Though the telephone was invented in 1877, and C&P telephone came to central Virginia in the late 1890s, it still wasn't a common form of communication in most homes and businesses until closer to 1920. Connecting with a business or individual was predominantly by mail. So how did someone know where to send a letter? They used a directory.
In the mid to late 1800s, the first "directories" were printed and sold to residents of Richmond and other cities across the Commonwealth. Many businesses that are no longer as prevalent today were listed, such as smithies, dairymen, and shoemakers.
Directory publishers in the late 1800s included Polk, Chataigne's, and Baughman Brothers, which had offices in Richmond on Main Street. The cost for their directories was $4.00 - $5.00 each, or around $15.00 - $20.00 today.

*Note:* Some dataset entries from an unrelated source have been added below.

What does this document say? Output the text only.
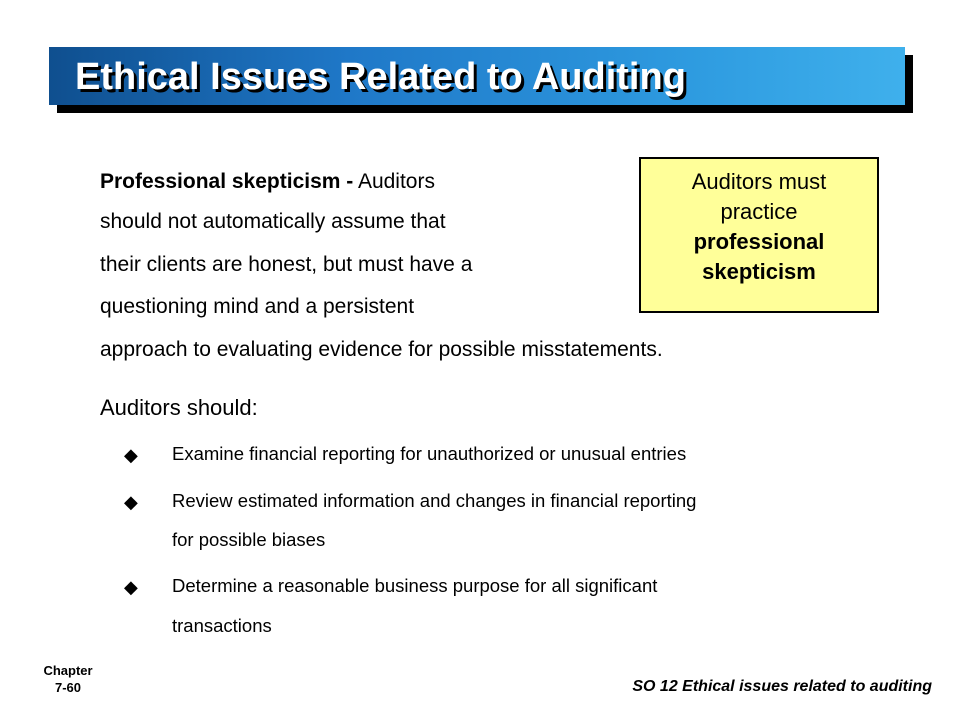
Ethical Issues Related to Auditing
Professional skepticism - Auditors
should not automatically assume that
their clients are honest, but must have a
questioning mind and a persistent
approach to evaluating evidence for possible misstatements.
Auditors must
practice
professional
skepticism
Auditors should:
◆ Examine financial reporting for unauthorized or unusual entries
◆ Review estimated information and changes in financial reporting
for possible biases
◆ Determine a reasonable business purpose for all significant
transactions
Chapter
7-60	SO 12 Ethical issues related to auditing
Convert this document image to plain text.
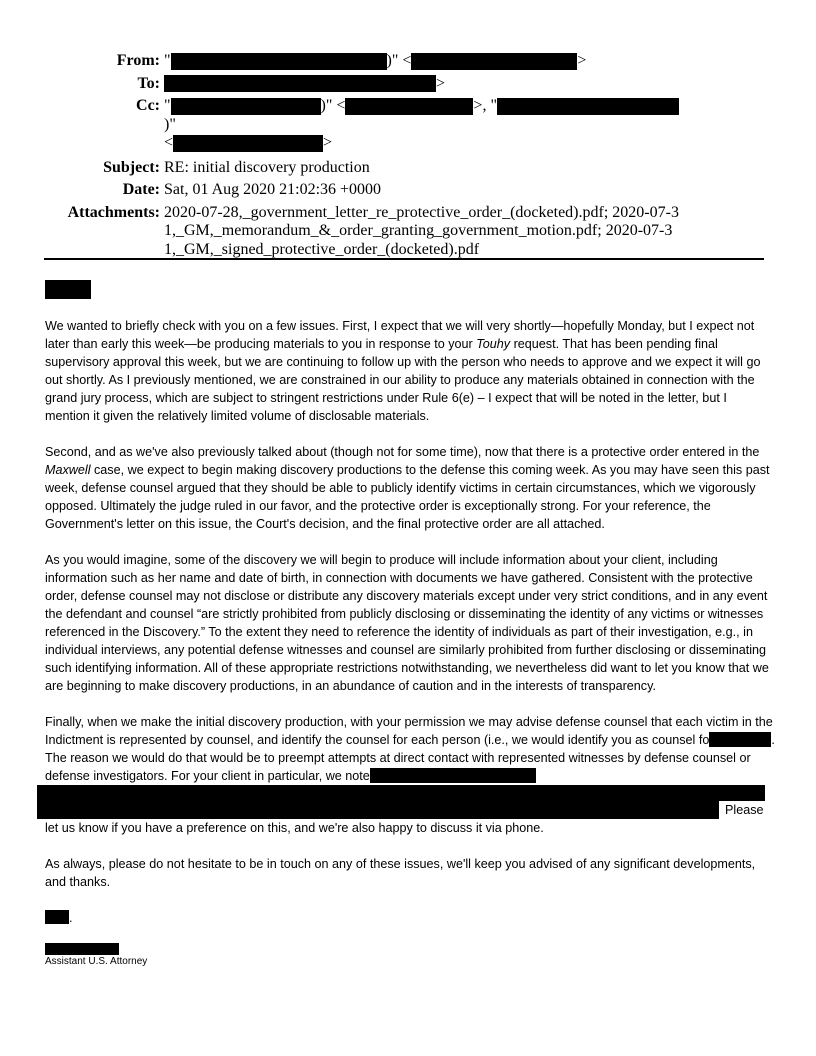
From: "	)" <	>
To:	>
Cc: "	)" <	>, ")"
<	>
Subject: RE: initial discovery production
Date: Sat, 01 Aug 2020 21:02:36 +0000
Attachments: 2020-07-28,_government_letter_re_protective_order_(docketed).pdf; 2020-07-31,_GM,_memorandum_&_order_granting_government_motion.pdf; 2020-07-31,_GM,_signed_protective_order_(docketed).pdf

We wanted to briefly check with you on a few issues. First, I expect that we will very shortly—hopefully Monday, but I expect not later than early this week—be producing materials to you in response to your Touhy request. That has been pending final supervisory approval this week, but we are continuing to follow up with the person who needs to approve and we expect it will go out shortly. As I previously mentioned, we are constrained in our ability to produce any materials obtained in connection with the grand jury process, which are subject to stringent restrictions under Rule 6(e) – I expect that will be noted in the letter, but I mention it given the relatively limited volume of disclosable materials.

Second, and as we've also previously talked about (though not for some time), now that there is a protective order entered in the Maxwell case, we expect to begin making discovery productions to the defense this coming week. As you may have seen this past week, defense counsel argued that they should be able to publicly identify victims in certain circumstances, which we vigorously opposed. Ultimately the judge ruled in our favor, and the protective order is exceptionally strong. For your reference, the Government's letter on this issue, the Court's decision, and the final protective order are all attached.

As you would imagine, some of the discovery we will begin to produce will include information about your client, including information such as her name and date of birth, in connection with documents we have gathered. Consistent with the protective order, defense counsel may not disclose or distribute any discovery materials except under very strict conditions, and in any event the defendant and counsel “are strictly prohibited from publicly disclosing or disseminating the identity of any victims or witnesses referenced in the Discovery.” To the extent they need to reference the identity of individuals as part of their investigation, e.g., in individual interviews, any potential defense witnesses and counsel are similarly prohibited from further disclosing or disseminating such identifying information. All of these appropriate restrictions notwithstanding, we nevertheless did want to let you know that we are beginning to make discovery productions, in an abundance of caution and in the interests of transparency.

Finally, when we make the initial discovery production, with your permission we may advise defense counsel that each victim in the Indictment is represented by counsel, and identify the counsel for each person (i.e., we would identify you as counsel fo	. The reason we would do that would be to preempt attempts at direct contact with represented witnesses by defense counsel or defense investigators. For your client in particular, we note

Please
let us know if you have a preference on this, and we're also happy to discuss it via phone.

As always, please do not hesitate to be in touch on any of these issues, we'll keep you advised of any significant developments, and thanks.

.
Assistant U.S. Attorney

Some businesses were able to advertise in these directories, including Mutual Assurance.
Advertise is stretching it a little where Mutual Assurance was concerned. The name of the business was listed primarily in half-page ads, but they said nothing about what the company did. It seems word of mouth was as significant then as it is now. One of our tag lines could have been, "If you know, you know!"
Here are how some of the Society's ads appeared. They may look the same, but there are slight differences in each. Can you see them?
In 1917, a company called Hill's Directory started producing city and regional directories and allowed businesses to advertise on the covers and spines of these books. Mutual Assurance first advertised in Hill's in 1919, with its ad appearing near the front of the book, and its listing on page 147.